Não! Me escutem malditos!
... Que leva alguém a isso?
... Deve ser problema com mulher!

Ele gritava em vão enquanto as pessoas olhavam para seu corpo, sob a cabeça o sangue molhava o lençol branco, em sua mão a arma.

Ele sentia que não tinha tirado sua vida mas, ainda estava confuso como se aquilo fosse um pesadelo do qual não conseguia acordar.

Viu todo o trabalho da polícia, a maioria deles tão habituados à violência que pareciam estar passeando e não vendo o corpo de um jovem morto com apenas dezenove anos.

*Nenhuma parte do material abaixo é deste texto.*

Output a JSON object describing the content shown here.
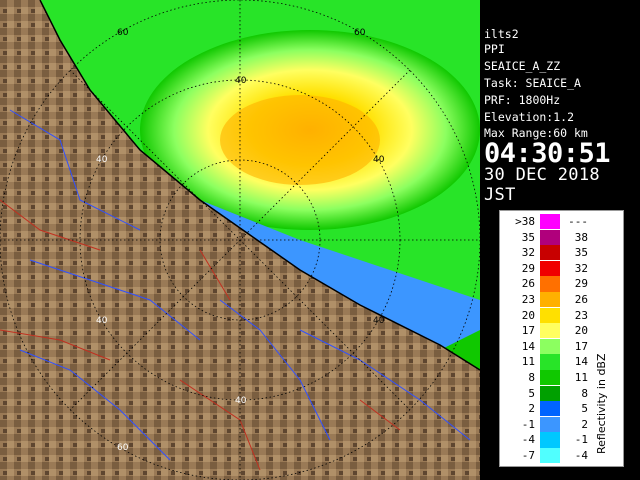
{
  "header": {
    "product": "ilts2",
    "type": "PPI",
    "task_name": "SEAICE_A_ZZ",
    "task_line": "Task: SEAICE_A",
    "prf_line": "PRF: 1800Hz",
    "elevation_line": "Elevation:1.2",
    "max_range_line": "Max Range:60 km",
    "time": "04:30:51",
    "date": "30 DEC 2018 JST"
  },
  "range_labels": [
    "40",
    "60"
  ],
  "legend": {
    "title": "Reflectivity in dBZ",
    "rows": [
      {
        "lo": ">38",
        "hi": "---",
        "color": "#ff00ff"
      },
      {
        "lo": "35",
        "hi": "38",
        "color": "#b0007c"
      },
      {
        "lo": "32",
        "hi": "35",
        "color": "#c80000"
      },
      {
        "lo": "29",
        "hi": "32",
        "color": "#f00000"
      },
      {
        "lo": "26",
        "hi": "29",
        "color": "#ff7000"
      },
      {
        "lo": "23",
        "hi": "26",
        "color": "#ffb000"
      },
      {
        "lo": "20",
        "hi": "23",
        "color": "#ffe000"
      },
      {
        "lo": "17",
        "hi": "20",
        "color": "#ffff60"
      },
      {
        "lo": "14",
        "hi": "17",
        "color": "#8cff60"
      },
      {
        "lo": "11",
        "hi": "14",
        "color": "#28e428"
      },
      {
        "lo": "8",
        "hi": "11",
        "color": "#10c800"
      },
      {
        "lo": "5",
        "hi": "8",
        "color": "#00a000"
      },
      {
        "lo": "2",
        "hi": "5",
        "color": "#0064ff"
      },
      {
        "lo": "-1",
        "hi": "2",
        "color": "#3c96ff"
      },
      {
        "lo": "-4",
        "hi": "-1",
        "color": "#00c8ff"
      },
      {
        "lo": "-7",
        "hi": "-4",
        "color": "#50ffff"
      }
    ]
  }
}
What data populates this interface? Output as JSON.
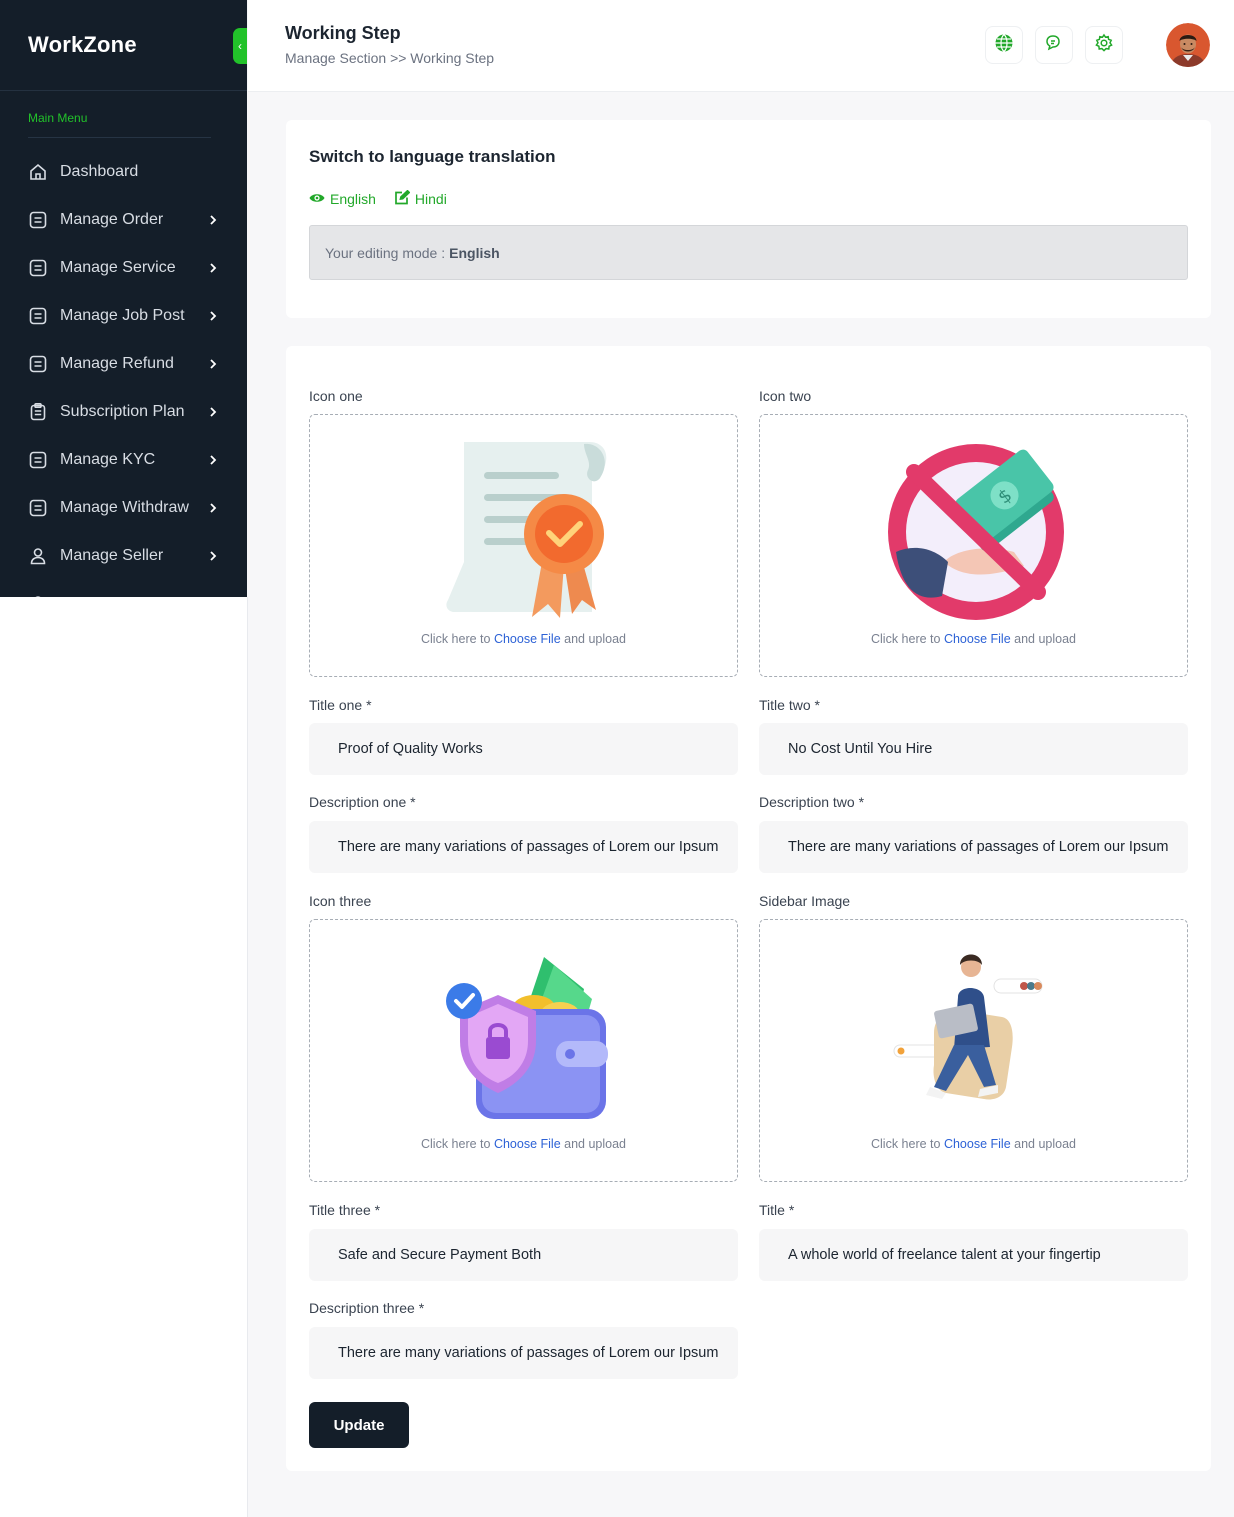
{
  "app": {
    "brand": "WorkZone"
  },
  "sidebar": {
    "caption": "Main Menu",
    "items": [
      {
        "label": "Dashboard",
        "icon": "home-icon",
        "has_children": false
      },
      {
        "label": "Manage Order",
        "icon": "list-icon",
        "has_children": true
      },
      {
        "label": "Manage Service",
        "icon": "list-icon",
        "has_children": true
      },
      {
        "label": "Manage Job Post",
        "icon": "list-icon",
        "has_children": true
      },
      {
        "label": "Manage Refund",
        "icon": "list-icon",
        "has_children": true
      },
      {
        "label": "Subscription Plan",
        "icon": "clipboard-icon",
        "has_children": true
      },
      {
        "label": "Manage KYC",
        "icon": "list-icon",
        "has_children": true
      },
      {
        "label": "Manage Withdraw",
        "icon": "list-icon",
        "has_children": true
      },
      {
        "label": "Manage Seller",
        "icon": "user-icon",
        "has_children": true
      }
    ]
  },
  "header": {
    "title": "Working Step",
    "breadcrumb": "Manage Section >> Working Step"
  },
  "language": {
    "title": "Switch to language translation",
    "tabs": [
      "English",
      "Hindi"
    ],
    "mode_prefix": "Your editing mode :",
    "mode_value": "English"
  },
  "form": {
    "upload_prefix": "Click here to",
    "upload_link": "Choose File",
    "upload_suffix": "and upload",
    "icon_one_label": "Icon one",
    "icon_two_label": "Icon two",
    "title_one_label": "Title one *",
    "title_one_value": "Proof of Quality Works",
    "title_two_label": "Title two *",
    "title_two_value": "No Cost Until You Hire",
    "desc_one_label": "Description one *",
    "desc_one_value": "There are many variations of passages of Lorem our Ipsum",
    "desc_two_label": "Description two *",
    "desc_two_value": "There are many variations of passages of Lorem our Ipsum",
    "icon_three_label": "Icon three",
    "sidebar_image_label": "Sidebar Image",
    "title_three_label": "Title three *",
    "title_three_value": "Safe and Secure Payment Both",
    "title_label": "Title *",
    "title_value": "A whole world of freelance talent at your fingertip",
    "desc_three_label": "Description three *",
    "desc_three_value": "There are many variations of passages of Lorem our Ipsum",
    "update_label": "Update"
  },
  "colors": {
    "accent": "#22c22a",
    "sidebar": "#141e29",
    "link": "#2d62d6"
  }
}
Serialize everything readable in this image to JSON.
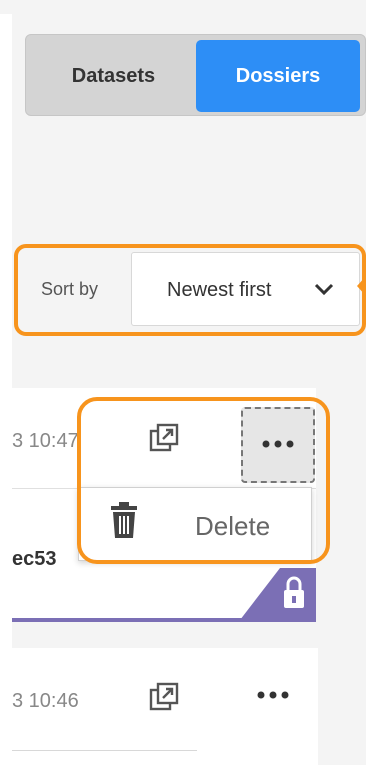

Não tinha lembranças que justificassem a cena à sua frente, na verdade, não tinha nada além do que via. Seu corpo? Não, este não o pertencia mais, estaria em breve embaixo da terra para ser devorado, digerido e defecado pelos vermes, a carne consumida como em um grande banquete, então restariam os ossos que por tanto tempo o sustentaram e um dia, mesmo estes sólidos pilares deixariam de existir.

A morte, a pavorosa e temida morte chegou, mas não foi acidental e para ele, tampouco teria sido o causador.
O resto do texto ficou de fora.